The final submission Google Form is not open yet. The link will be published here and announced on Discord before the first official evaluation round.

Submission Checklist

  • Agent Docker image: a public GHCR image for your agent under test, pinned by digest.
  • Scenario TOML: a scenario.toml file using the official evaluator image and your agent-under-test image/config.
  • Environment variables: required and optional env var names only. Never submit secret values.
  • Model configurability: all LLM model names, provider routes, deployment names, API bases, service tiers, and reasoning-effort selectors must be configurable through env vars.
  • Technical report: a 4-page IJCAI-format report including the CAR-bench citation. Use the IJCAI author kit. Track 2 reports should include an architecture diagram for compute-use audit.
  • Track selection: Track 1, Track 2, or both.

The evaluator image is official and organizer-published. Participants do not submit, modify, or self-host evaluator images for official evaluation.

Copy-Paste Scenario TOML

Use this as a starting point and replace the agent image and env vars for your team. The evaluator must stay the official organizer-published evaluator. Choose your eligible track in the submission form.

[evaluator]
image = "ghcr.io/car-bench/car-bench-evaluator:latest"

[evaluator.env]
GEMINI_API_KEY = "${GEMINI_API_KEY:?Set GEMINI_API_KEY}"
LOGURU_LEVEL = "${LOGURU_LEVEL:-INFO}"

[agent_under_test]
image = "ghcr.io/your-org/your-agent@sha256:replace_with_digest"

[agent_under_test.env]
AGENT_LLM = "${AGENT_LLM:?Set AGENT_LLM}"
AGENT_API_BASE = "${AGENT_API_BASE:-}"
AGENT_API_KEY = "${AGENT_API_KEY:?Set AGENT_API_KEY}"
AGENT_TEMPERATURE = "${AGENT_TEMPERATURE:-}"
LOGURU_LEVEL = "${LOGURU_LEVEL:-INFO}"

[config]
num_trials = 3
task_split = "hidden"
tasks_base_num_tasks = -1
tasks_hallucination_num_tasks = -1
tasks_disambiguation_num_tasks = -1
max_steps = 50

Field Meanings

  • [evaluator]: must use the official evaluator image. Participants do not submit, modify, or self-host evaluator images for official evaluation.
  • [evaluator.env]: may reference evaluator env var names, but organizers provide evaluator secrets for official runs.
  • [agent_under_test].image: public GHCR image pinned by digest, for example ghcr.io/team/agent@sha256:....
  • [agent_under_test.env]: env vars organizers must set. Use ${VAR:?message} for required vars and ${VAR:-} or ${VAR:-default} for optional vars. Do not include secret values.
  • [config]: use task_split = "hidden" and -1 for each task-count field so the full hidden set is selected.
  • Name environment variables however you want, but every model/provider choice needed to run the agent must be configurable through env vars.

Track 2 Notes

Organizers may run the same submitted Track 2 agent against a different hosted model deployment, so do not hard-code model IDs, deployment names, provider routes, API bases, service tiers, or reasoning-effort choices into the image.

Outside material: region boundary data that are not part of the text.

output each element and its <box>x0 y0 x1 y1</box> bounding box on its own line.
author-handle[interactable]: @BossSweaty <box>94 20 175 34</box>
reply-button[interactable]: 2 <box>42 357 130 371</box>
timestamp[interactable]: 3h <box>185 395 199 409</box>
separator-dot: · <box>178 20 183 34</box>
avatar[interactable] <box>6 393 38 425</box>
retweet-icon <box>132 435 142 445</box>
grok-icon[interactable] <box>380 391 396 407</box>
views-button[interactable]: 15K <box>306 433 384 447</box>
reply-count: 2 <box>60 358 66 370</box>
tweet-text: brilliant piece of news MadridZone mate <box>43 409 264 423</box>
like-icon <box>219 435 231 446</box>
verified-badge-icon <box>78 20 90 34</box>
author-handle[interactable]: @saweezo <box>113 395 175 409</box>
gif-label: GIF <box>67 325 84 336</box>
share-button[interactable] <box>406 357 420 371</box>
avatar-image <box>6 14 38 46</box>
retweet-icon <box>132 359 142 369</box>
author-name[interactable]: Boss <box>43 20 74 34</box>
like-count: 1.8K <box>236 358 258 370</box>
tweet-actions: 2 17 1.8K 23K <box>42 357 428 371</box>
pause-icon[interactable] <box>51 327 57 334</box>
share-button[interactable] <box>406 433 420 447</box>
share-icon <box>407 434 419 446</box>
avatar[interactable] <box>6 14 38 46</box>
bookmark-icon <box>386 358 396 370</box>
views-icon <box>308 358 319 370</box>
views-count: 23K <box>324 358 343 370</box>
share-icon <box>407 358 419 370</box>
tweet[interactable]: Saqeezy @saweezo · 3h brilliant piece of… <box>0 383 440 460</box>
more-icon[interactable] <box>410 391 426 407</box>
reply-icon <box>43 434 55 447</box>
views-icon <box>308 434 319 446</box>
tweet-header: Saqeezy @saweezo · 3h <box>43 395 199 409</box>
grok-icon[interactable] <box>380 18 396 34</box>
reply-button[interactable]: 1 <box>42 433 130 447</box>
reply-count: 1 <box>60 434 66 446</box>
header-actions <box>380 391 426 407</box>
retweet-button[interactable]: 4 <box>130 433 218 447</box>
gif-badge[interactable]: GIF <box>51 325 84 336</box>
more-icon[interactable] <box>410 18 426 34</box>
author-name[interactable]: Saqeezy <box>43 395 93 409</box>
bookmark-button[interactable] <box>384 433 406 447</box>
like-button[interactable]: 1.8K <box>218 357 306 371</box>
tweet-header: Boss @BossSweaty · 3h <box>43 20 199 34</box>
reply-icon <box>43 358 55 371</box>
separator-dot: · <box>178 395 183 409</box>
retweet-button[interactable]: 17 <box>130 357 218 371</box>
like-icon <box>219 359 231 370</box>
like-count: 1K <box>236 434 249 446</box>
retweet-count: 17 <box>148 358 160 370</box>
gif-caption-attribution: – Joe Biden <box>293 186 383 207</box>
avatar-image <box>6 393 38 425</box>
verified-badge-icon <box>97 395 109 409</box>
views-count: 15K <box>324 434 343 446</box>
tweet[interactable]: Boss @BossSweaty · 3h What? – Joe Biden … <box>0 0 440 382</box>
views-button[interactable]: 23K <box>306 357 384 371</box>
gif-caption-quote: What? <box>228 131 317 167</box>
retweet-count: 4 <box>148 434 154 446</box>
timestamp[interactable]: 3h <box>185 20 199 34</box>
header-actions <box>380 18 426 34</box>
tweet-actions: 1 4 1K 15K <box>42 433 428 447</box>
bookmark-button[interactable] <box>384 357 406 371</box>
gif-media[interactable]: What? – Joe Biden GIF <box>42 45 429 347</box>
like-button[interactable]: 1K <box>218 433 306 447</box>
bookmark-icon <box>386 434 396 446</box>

Track 2 token usage must be reported through existing A2A turn_metrics fields: prompt_tokens, completion_tokens, and thinking_tokens. Do not add a custom sequential-depth metadata field; document the sequential-call structure in the report architecture diagram.

Report

The technical report is required for every final submission. Use the IJCAI author kit, keep the main text to 4 pages, and include the CAR-bench citation. We encourage and endorse arXiv submissions as well, but arXiv is not required.

Describe the method, model and harness architecture, validation results, important ablations or lessons learned, and any compute or rate-limit assumptions needed to interpret the submission. Track 2 reports should include an architecture diagram so the 5-sequential-call-per-baseline-step constraint can be audited.